Development of a biomarker mortality risk model in acute respiratory distress syndrome.

Pubmed ID: 31842964

Pubmed Central ID: PMC6916252

Journal: Critical care (London, England)

Publication Date: Dec. 16, 2019

Affiliation: College of Medicine, University of Arizona Health Sciences, Tucson, AZ, USA. skipgarcia@email.arizona.edu.

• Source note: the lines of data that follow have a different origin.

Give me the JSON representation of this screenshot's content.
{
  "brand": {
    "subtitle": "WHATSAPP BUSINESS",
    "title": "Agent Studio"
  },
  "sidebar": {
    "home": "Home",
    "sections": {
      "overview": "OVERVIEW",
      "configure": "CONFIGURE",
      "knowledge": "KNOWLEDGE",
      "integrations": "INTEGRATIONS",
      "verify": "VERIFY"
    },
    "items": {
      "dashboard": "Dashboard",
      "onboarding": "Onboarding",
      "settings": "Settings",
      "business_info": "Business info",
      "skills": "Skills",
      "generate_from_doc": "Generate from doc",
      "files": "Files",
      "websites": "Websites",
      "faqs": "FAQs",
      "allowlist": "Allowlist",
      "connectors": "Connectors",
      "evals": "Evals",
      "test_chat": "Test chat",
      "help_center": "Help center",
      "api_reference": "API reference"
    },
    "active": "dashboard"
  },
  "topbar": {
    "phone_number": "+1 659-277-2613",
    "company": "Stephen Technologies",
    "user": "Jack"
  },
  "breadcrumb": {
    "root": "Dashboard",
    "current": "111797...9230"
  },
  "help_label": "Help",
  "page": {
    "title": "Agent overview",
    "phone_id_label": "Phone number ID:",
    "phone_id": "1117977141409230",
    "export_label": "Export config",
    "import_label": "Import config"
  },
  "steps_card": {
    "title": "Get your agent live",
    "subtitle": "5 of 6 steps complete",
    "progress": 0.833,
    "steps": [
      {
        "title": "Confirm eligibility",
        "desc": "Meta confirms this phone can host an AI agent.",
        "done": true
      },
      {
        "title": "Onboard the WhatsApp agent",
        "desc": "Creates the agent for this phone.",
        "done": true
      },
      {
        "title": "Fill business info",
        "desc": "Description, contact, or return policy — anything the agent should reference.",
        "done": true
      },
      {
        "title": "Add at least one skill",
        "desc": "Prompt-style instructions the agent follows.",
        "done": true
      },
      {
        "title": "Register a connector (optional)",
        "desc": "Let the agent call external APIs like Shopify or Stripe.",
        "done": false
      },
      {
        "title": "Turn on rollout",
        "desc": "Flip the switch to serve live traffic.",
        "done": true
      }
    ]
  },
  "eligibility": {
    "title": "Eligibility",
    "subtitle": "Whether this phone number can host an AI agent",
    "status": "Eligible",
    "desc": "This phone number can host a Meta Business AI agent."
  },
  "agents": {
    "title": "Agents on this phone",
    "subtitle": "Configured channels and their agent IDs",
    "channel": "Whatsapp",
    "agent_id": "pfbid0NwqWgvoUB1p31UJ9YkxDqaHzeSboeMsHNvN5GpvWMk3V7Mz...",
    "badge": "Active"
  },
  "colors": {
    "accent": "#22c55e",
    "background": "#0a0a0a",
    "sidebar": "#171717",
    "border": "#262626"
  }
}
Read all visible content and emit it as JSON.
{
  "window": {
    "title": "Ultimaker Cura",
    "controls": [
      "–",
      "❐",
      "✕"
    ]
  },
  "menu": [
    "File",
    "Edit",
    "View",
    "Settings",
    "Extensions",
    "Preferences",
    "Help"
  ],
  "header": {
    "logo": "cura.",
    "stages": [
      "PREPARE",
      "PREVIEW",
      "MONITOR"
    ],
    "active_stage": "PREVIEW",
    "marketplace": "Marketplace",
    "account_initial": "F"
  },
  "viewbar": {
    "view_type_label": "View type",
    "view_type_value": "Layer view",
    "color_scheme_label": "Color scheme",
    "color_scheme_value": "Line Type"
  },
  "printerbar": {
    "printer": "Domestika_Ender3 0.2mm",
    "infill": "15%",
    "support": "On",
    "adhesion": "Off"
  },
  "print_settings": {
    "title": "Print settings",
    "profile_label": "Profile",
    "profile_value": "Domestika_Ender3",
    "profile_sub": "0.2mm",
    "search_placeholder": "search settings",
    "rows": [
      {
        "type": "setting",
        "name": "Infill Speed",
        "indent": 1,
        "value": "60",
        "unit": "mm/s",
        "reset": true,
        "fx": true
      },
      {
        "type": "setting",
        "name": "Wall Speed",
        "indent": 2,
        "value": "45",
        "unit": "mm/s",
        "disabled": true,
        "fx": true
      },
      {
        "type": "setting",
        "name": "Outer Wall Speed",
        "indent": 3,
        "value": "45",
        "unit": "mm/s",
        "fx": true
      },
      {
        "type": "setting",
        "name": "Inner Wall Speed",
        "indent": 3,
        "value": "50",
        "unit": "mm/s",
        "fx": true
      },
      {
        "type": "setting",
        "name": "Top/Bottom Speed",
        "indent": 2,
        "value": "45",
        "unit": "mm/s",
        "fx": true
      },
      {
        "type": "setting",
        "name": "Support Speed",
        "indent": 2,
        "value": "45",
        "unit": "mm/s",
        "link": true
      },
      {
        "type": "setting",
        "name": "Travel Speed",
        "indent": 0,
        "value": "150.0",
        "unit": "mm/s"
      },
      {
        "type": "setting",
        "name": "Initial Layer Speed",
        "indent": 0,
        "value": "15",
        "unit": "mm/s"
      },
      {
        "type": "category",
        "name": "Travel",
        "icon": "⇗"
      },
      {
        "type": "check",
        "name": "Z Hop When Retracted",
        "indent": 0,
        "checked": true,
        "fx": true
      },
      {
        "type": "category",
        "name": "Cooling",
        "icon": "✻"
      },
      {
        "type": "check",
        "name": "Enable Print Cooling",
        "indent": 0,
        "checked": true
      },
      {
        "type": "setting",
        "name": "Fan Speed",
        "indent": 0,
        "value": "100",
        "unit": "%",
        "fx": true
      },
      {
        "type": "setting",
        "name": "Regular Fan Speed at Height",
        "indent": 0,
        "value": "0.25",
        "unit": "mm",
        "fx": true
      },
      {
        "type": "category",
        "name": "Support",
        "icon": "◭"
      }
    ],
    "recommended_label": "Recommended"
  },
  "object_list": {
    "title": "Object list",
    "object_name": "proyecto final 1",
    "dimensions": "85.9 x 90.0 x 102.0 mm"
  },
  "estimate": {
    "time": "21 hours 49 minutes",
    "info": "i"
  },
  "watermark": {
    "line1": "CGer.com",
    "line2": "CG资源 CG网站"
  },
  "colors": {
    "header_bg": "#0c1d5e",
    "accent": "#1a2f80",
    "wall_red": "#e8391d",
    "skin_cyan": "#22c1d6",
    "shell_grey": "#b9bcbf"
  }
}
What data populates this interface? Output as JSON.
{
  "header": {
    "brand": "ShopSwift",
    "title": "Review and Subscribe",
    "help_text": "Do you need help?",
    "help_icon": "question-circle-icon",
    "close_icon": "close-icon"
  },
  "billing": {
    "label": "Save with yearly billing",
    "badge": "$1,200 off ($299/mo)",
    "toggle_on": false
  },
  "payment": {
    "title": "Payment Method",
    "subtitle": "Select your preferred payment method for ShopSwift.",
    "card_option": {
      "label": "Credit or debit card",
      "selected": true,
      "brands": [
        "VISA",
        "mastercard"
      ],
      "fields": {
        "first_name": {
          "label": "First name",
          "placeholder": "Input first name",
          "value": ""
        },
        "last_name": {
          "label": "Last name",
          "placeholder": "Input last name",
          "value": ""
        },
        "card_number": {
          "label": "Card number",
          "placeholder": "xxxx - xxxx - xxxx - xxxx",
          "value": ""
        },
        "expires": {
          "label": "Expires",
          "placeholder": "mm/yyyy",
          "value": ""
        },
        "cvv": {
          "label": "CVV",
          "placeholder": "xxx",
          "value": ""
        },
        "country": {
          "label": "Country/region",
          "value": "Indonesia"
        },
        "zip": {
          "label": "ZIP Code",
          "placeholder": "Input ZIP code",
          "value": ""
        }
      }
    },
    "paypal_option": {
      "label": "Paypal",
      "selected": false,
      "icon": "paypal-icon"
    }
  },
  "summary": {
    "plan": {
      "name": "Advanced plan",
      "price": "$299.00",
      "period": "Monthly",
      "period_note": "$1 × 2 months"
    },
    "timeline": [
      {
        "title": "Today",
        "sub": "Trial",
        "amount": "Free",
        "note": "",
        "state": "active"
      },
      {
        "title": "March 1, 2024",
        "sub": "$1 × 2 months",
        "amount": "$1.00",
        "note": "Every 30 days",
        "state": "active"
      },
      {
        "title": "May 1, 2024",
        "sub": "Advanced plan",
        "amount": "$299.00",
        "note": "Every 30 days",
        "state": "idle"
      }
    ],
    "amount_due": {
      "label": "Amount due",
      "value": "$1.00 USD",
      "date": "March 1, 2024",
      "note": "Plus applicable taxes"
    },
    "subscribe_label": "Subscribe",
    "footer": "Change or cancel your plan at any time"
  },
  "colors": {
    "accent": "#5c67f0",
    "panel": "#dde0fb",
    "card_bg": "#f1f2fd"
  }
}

Link: https://www.ncbi.nlm.nih.gov/pmc/articles/PMC6916252/pdf/13054_2019_Article_2697.pdf?link_time=2024-04-19_20:02:31.320934

MeSH Terms: Humans, Male, Adult, Female, Logistic Models, Middle Aged, Risk Assessment, Peptide Fragments, Cytokines, APACHE, Interleukin-6, Interleukin-8, Biomarkers, Intramolecular Oxidoreductases, Latent Class Analysis, Respiratory Distress Syndrome, Interleukin 1 Receptor Antagonist Protein, Interleukin-1beta, Macrophage Migration-Inhibitory Factors, Nicotinamide Phosphoribosyltransferase, Sphingosine-1-Phosphate Receptors, Vesicular Transport Proteins

Grants: K08 HL141623, R42 HL145930, R41 HL147769, P01 HL126609, P01 HL134610

Authors: Bime C, Garcia JGN, Casanova N, Lussier Y, Oita RC, Ndukum J, Lynn H, Camp SM, Abraham I, Carter D, Miller EJ, Mekontso-Dessap A, Downs CA

Cite As: Bime C, Casanova N, Oita RC, Ndukum J, Lynn H, Camp SM, Lussier Y, Abraham I, Carter D, Miller EJ, Mekontso-Dessap A, Downs CA, Garcia JGN. Development of a biomarker mortality risk model in acute respiratory distress syndrome. Crit Care 2019 Dec 16;23(1):410.

Studies:

Abstract

BACKGROUND: There is a compelling unmet medical need for biomarker-based models to risk-stratify patients with acute respiratory distress syndrome. Effective stratification would optimize participant selection for clinical trial enrollment by focusing on those most likely to benefit from new interventions. Our objective was to develop a prognostic, biomarker-based model for predicting mortality in adult patients with acute respiratory distress syndrome. METHODS: This is a secondary analysis using a cohort of 252 mechanically ventilated subjects with the diagnosis of acute respiratory distress syndrome. Survival to day 7 with both day 0 (first day of presentation) and day 7 sample availability was required. Blood was collected for biomarker measurements at first presentation to the intensive care unit and on the seventh day. Biomarkers included cytokine-chemokines, dual-functioning cytozymes, and vascular injury markers. Logistic regression, latent class analysis, and classification and regression tree analysis were used to identify the plasma biomarkers most predictive of 28-day ARDS mortality. RESULTS: From eight biologically relevant biomarker candidates, six demonstrated an enhanced capacity to predict mortality at day 0. Latent-class analysis identified two biomarker-based phenotypes. Phenotype A exhibited significantly higher plasma levels of angiopoietin-2, macrophage migration inhibitory factor, interleukin-8, interleukin-1 receptor antagonist, interleukin-6, and extracellular nicotinamide phosphoribosyltransferase (eNAMPT) compared to phenotype B. Mortality at 28 days was significantly higher for phenotype A compared to phenotype B (32% vs 19%, p = 0.04). CONCLUSIONS: An adult biomarker-based risk model reliably identifies ARDS subjects at risk of death within 28 days of hospitalization.